Known to have benefits over corticosteroids in maintaining remission in pediatric patients, the approach is gaining favor in adult patients and, as documented in a recent meta-analysis, shows significant reductions in infectious complications.
Further evidence of the role of preoperative EEN in improving bowel preservation is anticipated from the ongoing randomized OCEaN trial.
Likewise, robotic surgical techniques in IBD are helping to improve outcomes of ileocolic resection for Crohn’s disease, as described in a recent meta-analysis. These techniques have shown some longer surgical times, but with the payoff of fewer postoperative complications compared with open surgery and outcomes that are comparable to laparoscopic procedures, with shorter hospital stays.
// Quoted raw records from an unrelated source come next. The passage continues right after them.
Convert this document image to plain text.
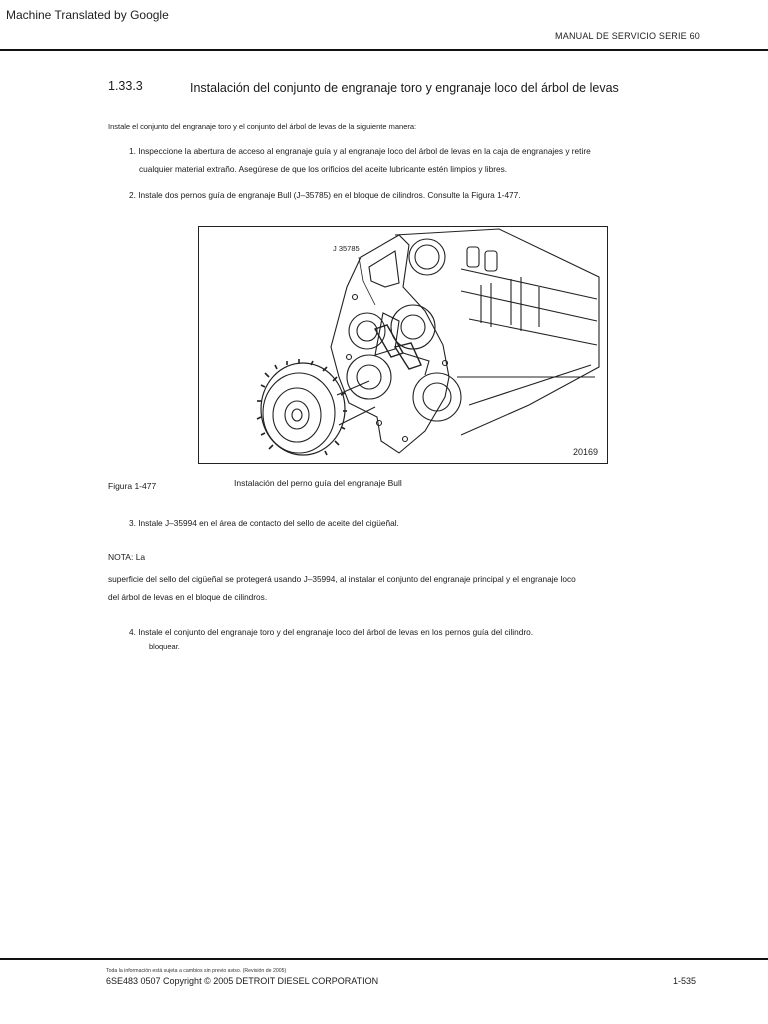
Machine Translated by Google
MANUAL DE SERVICIO SERIE 60
1.33.3	Instalación del conjunto de engranaje toro y engranaje loco del árbol de levas
Instale el conjunto del engranaje toro y el conjunto del árbol de levas de la siguiente manera:
1. Inspeccione la abertura de acceso al engranaje guía y al engranaje loco del árbol de levas en la caja de engranajes y retire
cualquier material extraño. Asegúrese de que los orificios del aceite lubricante estén limpios y libres.
2. Instale dos pernos guía de engranaje Bull (J–35785) en el bloque de cilindros. Consulte la Figura 1-477.
J 35785
20169
Figura 1-477	Instalación del perno guía del engranaje Bull
3. Instale J–35994 en el área de contacto del sello de aceite del cigüeñal.
NOTA: La
superficie del sello del cigüeñal se protegerá usando J–35994, al instalar el conjunto del engranaje principal y el engranaje loco
del árbol de levas en el bloque de cilindros.
4. Instale el conjunto del engranaje toro y del engranaje loco del árbol de levas en los pernos guía del cilindro.
bloquear.
Toda la información está sujeta a cambios sin previo aviso. (Revisión de 2005)
6SE483 0507 Copyright © 2005 DETROIT DIESEL CORPORATION	1-535
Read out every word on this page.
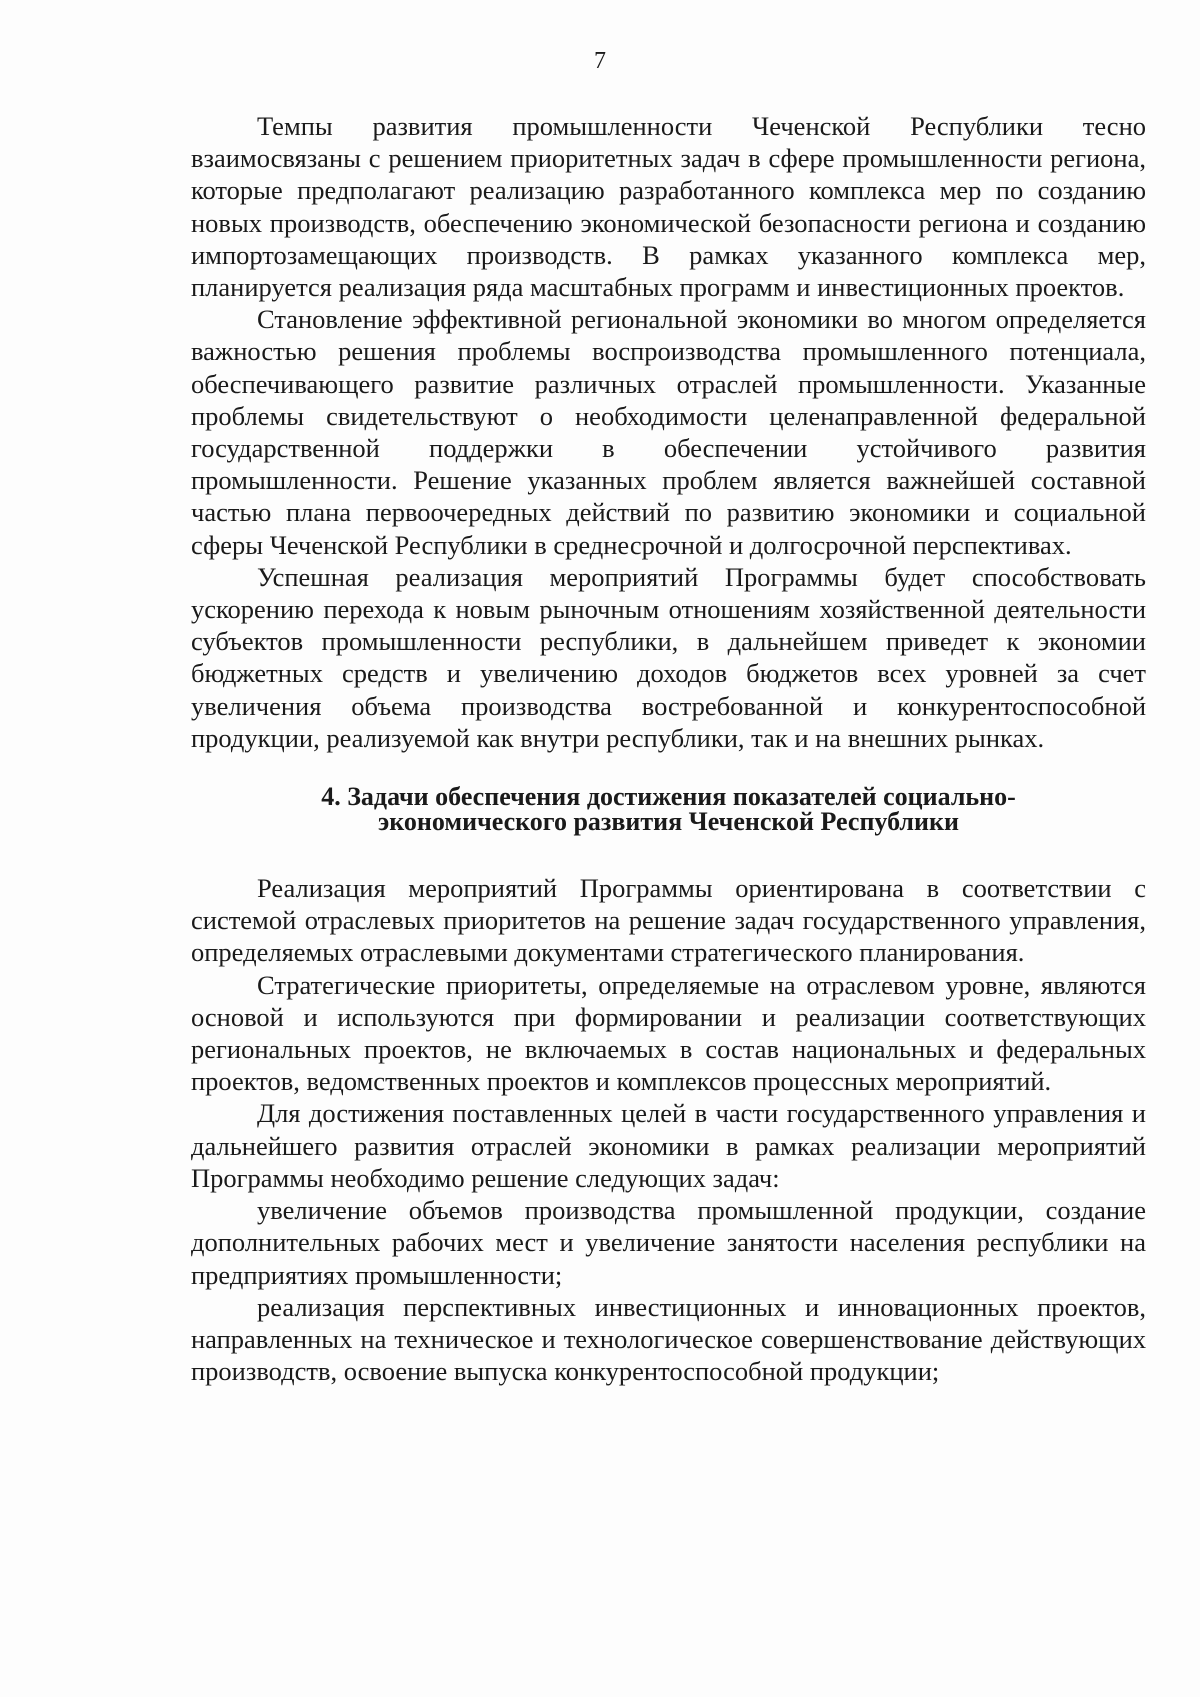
7

Темпы развития промышленности Чеченской Республики тесно взаимосвязаны с решением приоритетных задач в сфере промышленности региона, которые предполагают реализацию разработанного комплекса мер по созданию новых производств, обеспечению экономической безопасности региона и созданию импортозамещающих производств. В рамках указанного комплекса мер, планируется реализация ряда масштабных программ и инвестиционных проектов.

Становление эффективной региональной экономики во многом определяется важностью решения проблемы воспроизводства промышленного потенциала, обеспечивающего развитие различных отраслей промышленности. Указанные проблемы свидетельствуют о необходимости целенаправленной федеральной государственной поддержки в обеспечении устойчивого развития промышленности. Решение указанных проблем является важнейшей составной частью плана первоочередных действий по развитию экономики и социальной сферы Чеченской Республики в среднесрочной и долгосрочной перспективах.

Успешная реализация мероприятий Программы будет способствовать ускорению перехода к новым рыночным отношениям хозяйственной деятельности субъектов промышленности республики, в дальнейшем приведет к экономии бюджетных средств и увеличению доходов бюджетов всех уровней за счет увеличения объема производства востребованной и конкурентоспособной продукции, реализуемой как внутри республики, так и на внешних рынках.

4. Задачи обеспечения достижения показателей социально-
экономического развития Чеченской Республики

Реализация мероприятий Программы ориентирована в соответствии с системой отраслевых приоритетов на решение задач государственного управления, определяемых отраслевыми документами стратегического планирования.

Стратегические приоритеты, определяемые на отраслевом уровне, являются основой и используются при формировании и реализации соответствующих региональных проектов, не включаемых в состав национальных и федеральных проектов, ведомственных проектов и комплексов процессных мероприятий.

Для достижения поставленных целей в части государственного управления и дальнейшего развития отраслей экономики в рамках реализации мероприятий Программы необходимо решение следующих задач:

увеличение объемов производства промышленной продукции, создание дополнительных рабочих мест и увеличение занятости населения республики на предприятиях промышленности;

реализация перспективных инвестиционных и инновационных проектов, направленных на техническое и технологическое совершенствование действующих производств, освоение выпуска конкурентоспособной продукции;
A 2026 study described outcomes in a real-world setting with the use of robotic capsule endoscopy for gastric and enteric evaluation.
Overall, “despite the enhanced disease control that has been achieved in the era of biologics, there are still gaps in the therapeutic management that must be filled,” Kotze and his colleagues wrote in their review.
“In this scenario, the combination of surgical innovations with postoperative prophylaxis and close monitoring is expected to offer increasingly effective options in limiting surgical extension and reducing recurrence,” they added. “A proactive approach guided by personalized predictive models will ensure superior intestinal preservation strategies and enhance patient quality of life.”
Kotze reported consulting and/or lecture fees from AbbVie, Johnson and Johnson, Pfizer, Celltrion, and Takeda. Click reported consulting for Janssen, Takeda, Bristol Myers Squibb, AbbVie, Prometheus, and TARGET-RWE. Noor reported receiving educational/travel grants and/or speaker fees and/or advisory board fees from AbbVie, BMS, Celltrion, Dr Falk, Ferring, Galapagos, J&J, Lilly, Pfizer, Pharmacosmos, Takeda, and Tillotts.